Since stepping down as co-chair in 2021, De Martin had been following the organization’s evolution. He called Paish recently and she brought him up to speed. That discussion was enough to get the pair brainstorming and talking about taking it to the next step. De Martin saw the evolution of Digital mirroring the growth of the technology industry as a whole.
“You have to have public and private working together – at least knowing how to work with each other,” he points out. “And, actually, Digital is one of those programs that really touches on that. I feel that, working with Sue and the team, that I can help make a greater impact and in building that, and I think that drives directly toward Canadian innovation. It gives people the framework — gives Canadian organizations the space to create. [There’s] economic benefit from doing that, in Canada and globally. And that's really why I wanted to help Digital.”
That “global” piece stuck out to me. De Martin mentioned it. Now, it’s in the name of the organization too. What exactly will the focus be?
It's always going to be about Canada, he reassures. The organization will work to benefit the country’s citizens – something that De Martin refers to as the number one priority. That’s what this whole thing was founded upon, after all: innovation within the country. So, the “global”? That’s to show that Digital is helping connect home-grown technology to the world.
“What it really means for us is to build the pipelines and connections so that our Canadian companies and our Canadian technology can make an impact on the global scale,” he says. “That’s really the key. We have a small population in Canada; we have a small market in Canada. For Canadian companies to scale and have global impact, they need to expand and grow. And what we want to do is really get us on the global stage. And that's the new piece for Digital.”

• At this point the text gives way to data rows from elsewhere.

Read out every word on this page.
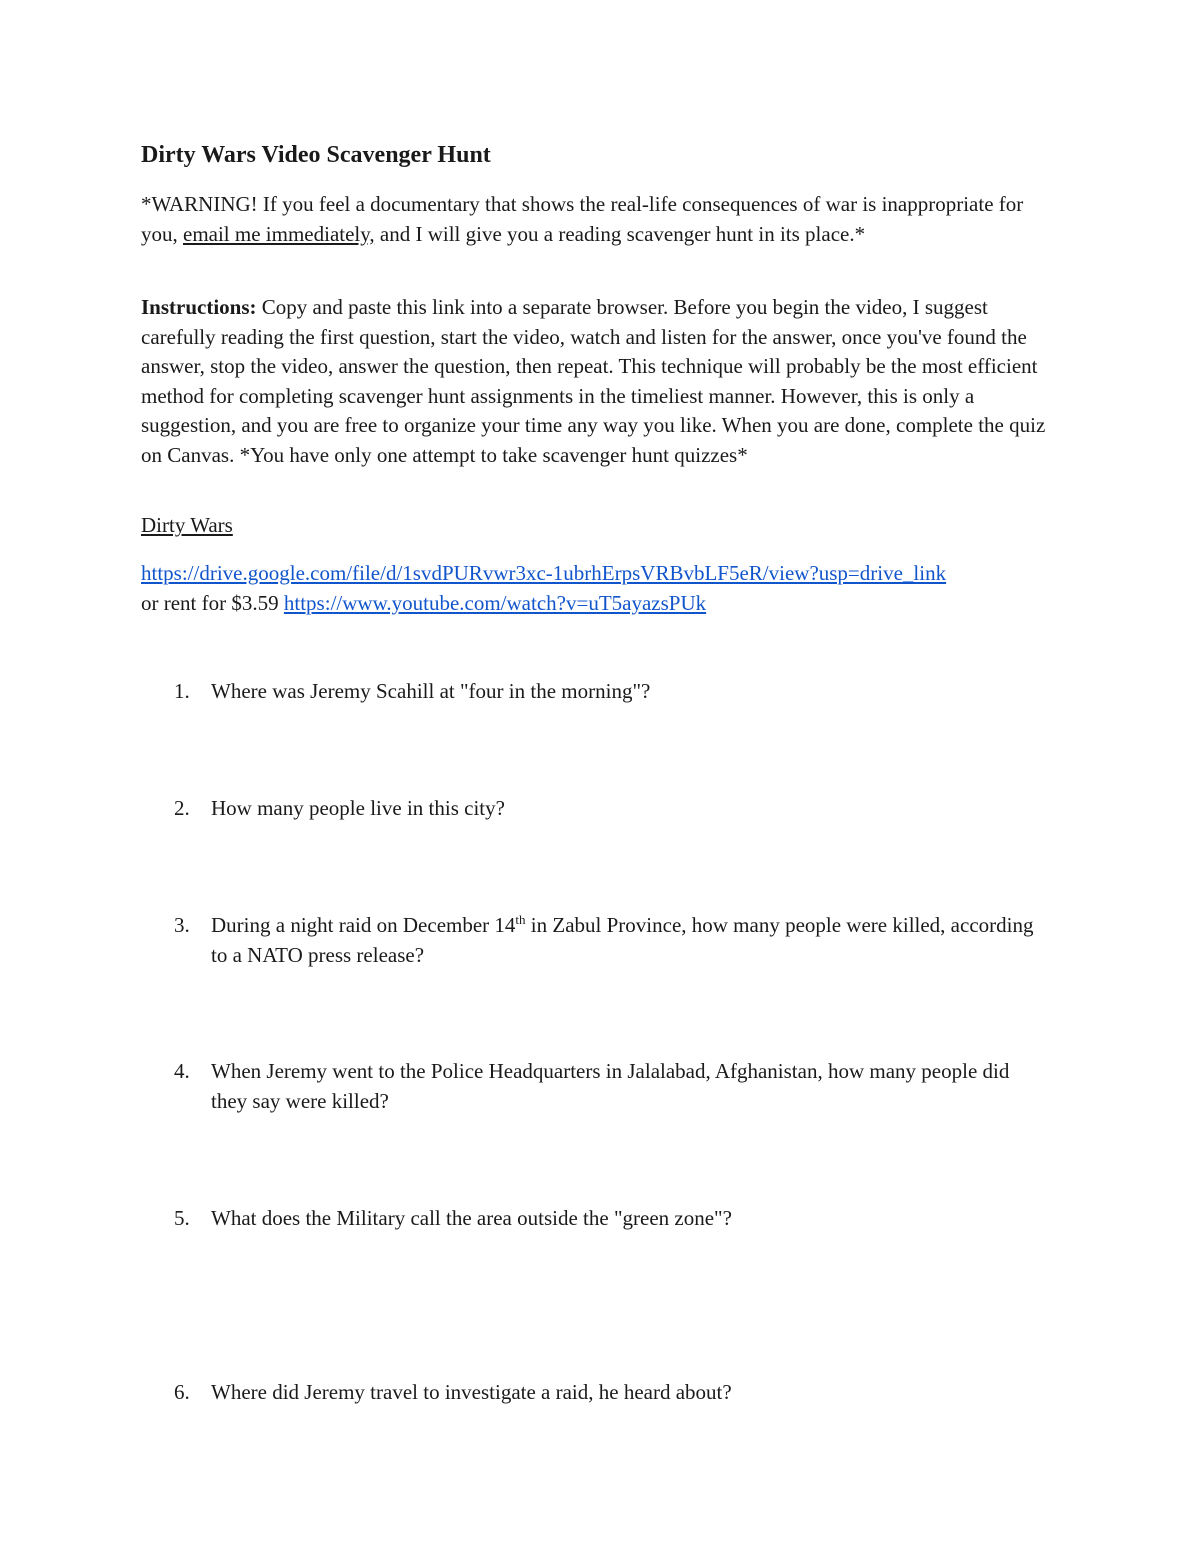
Dirty Wars Video Scavenger Hunt

*WARNING! If you feel a documentary that shows the real-life consequences of war is inappropriate for you, email me immediately, and I will give you a reading scavenger hunt in its place.*

Instructions: Copy and paste this link into a separate browser. Before you begin the video, I suggest carefully reading the first question, start the video, watch and listen for the answer, once you've found the answer, stop the video, answer the question, then repeat. This technique will probably be the most efficient method for completing scavenger hunt assignments in the timeliest manner. However, this is only a suggestion, and you are free to organize your time any way you like. When you are done, complete the quiz on Canvas. *You have only one attempt to take scavenger hunt quizzes*

Dirty Wars

https://drive.google.com/file/d/1svdPURvwr3xc-1ubrhErpsVRBvbLF5eR/view?usp=drive_link
or rent for $3.59 https://www.youtube.com/watch?v=uT5ayazsPUk

1. Where was Jeremy Scahill at "four in the morning"?
2. How many people live in this city?
3. During a night raid on December 14th in Zabul Province, how many people were killed, according to a NATO press release?
4. When Jeremy went to the Police Headquarters in Jalalabad, Afghanistan, how many people did they say were killed?
5. What does the Military call the area outside the "green zone"?
6. Where did Jeremy travel to investigate a raid, he heard about?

“Edoardo’s skill and experience in building productive teams and shaping ecosystems has been at the heart of his more than two decades in technology,” Paish added in a release. “He is a passionate advocate of Canada’s tech sector, and the team is proud and excited to be working alongside Edo again.”
After leaving his previous workplace, De Martin mentioned that he would take some time to work on his art. In the last three months, he’s picked the brush back up and longs to have his creations shown in a gallery again sometime. But, for now at least, Digital is the canvas he will be painting on.